PL MP Deborah Schembri had also expressed her disagreement with embryo freezing, embryo adoption and surrogacy.

Former Foreign Minister and Labour deputy leader George Vella, interviewed by The Malta Independent, had said that he would have definitely voted against the bill has he still been in parliament.

A public petition against the amendments had garnered over 8,000 signatures and thousands had protested against the new law in Valletta. A group of 100 academics from different University of Malta departments had also banded together to express concern about proposed amendments.

 

The reactions

Reacting this evening, the Labour Party said the bill gave new hope to people who suffered infertility.

Before the vote, PD MP Godfrey Farrugia said the democratic party would be voting against. While PD was in favour of IVF and all assistance available to address infertility, life should be respected.

These amendments, he said, did not respect life. When an embryo is frozen its life is placed in clear danger, he said.

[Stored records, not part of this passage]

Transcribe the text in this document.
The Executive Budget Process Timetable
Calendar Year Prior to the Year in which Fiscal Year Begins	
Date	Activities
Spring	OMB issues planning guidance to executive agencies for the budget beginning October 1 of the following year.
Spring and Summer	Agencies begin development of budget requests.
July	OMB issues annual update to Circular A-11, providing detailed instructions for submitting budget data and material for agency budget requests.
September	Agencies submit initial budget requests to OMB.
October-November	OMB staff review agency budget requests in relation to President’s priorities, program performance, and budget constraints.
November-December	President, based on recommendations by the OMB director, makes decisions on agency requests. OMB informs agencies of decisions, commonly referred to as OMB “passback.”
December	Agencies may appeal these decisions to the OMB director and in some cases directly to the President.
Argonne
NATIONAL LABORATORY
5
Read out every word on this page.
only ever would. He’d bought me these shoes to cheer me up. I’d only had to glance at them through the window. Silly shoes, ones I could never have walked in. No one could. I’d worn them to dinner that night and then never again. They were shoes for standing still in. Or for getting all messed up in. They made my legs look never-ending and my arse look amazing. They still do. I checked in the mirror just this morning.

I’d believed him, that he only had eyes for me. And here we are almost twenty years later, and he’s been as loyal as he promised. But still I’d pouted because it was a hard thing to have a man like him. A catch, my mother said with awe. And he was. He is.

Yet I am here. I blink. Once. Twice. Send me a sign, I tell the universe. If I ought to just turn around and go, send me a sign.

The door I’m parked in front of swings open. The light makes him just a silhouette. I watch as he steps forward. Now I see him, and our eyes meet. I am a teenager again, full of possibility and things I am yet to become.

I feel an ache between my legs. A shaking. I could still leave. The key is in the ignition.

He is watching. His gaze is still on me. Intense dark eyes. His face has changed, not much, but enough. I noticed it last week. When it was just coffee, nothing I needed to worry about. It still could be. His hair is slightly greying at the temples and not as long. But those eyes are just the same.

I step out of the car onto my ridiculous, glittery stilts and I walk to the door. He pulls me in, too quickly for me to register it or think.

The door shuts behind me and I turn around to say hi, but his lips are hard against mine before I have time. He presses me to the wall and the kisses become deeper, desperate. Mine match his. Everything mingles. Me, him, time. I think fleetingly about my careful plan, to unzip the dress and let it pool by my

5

In a press conference addressed shortly after the vote, Nationalist Party leader Adrian Delia repeatedly stressed that the PN is in favour of life from conception until “natural death”, which is why it voted against the amendments.

Delia said the law which regulates IVF treatment was implemented in 2012, called the Embryo Protection Act, which gives hope to couples who struggle with fertility.

He said that the act in its current form protect life, and the amendments proposed by the government does not. He took umbrage with the five days awarded to the PN from when it received the contents of the amendment to when it was expected to debate it in Parliament and vote.

Delia said the PN’s position is clear, and backed by the experts which penned a letter going against the amendments. Over 100 medical experts had signed the letter.

In a statement issued by the government, Health Minister Chris Fearne said that he will be meeting with various NGOs and interest groups who have expressed their opinions on the amendments in order to take that feedback to the committee stage of the legislative process. The committee stage is when parliamentarians iron out the wording of the draft law.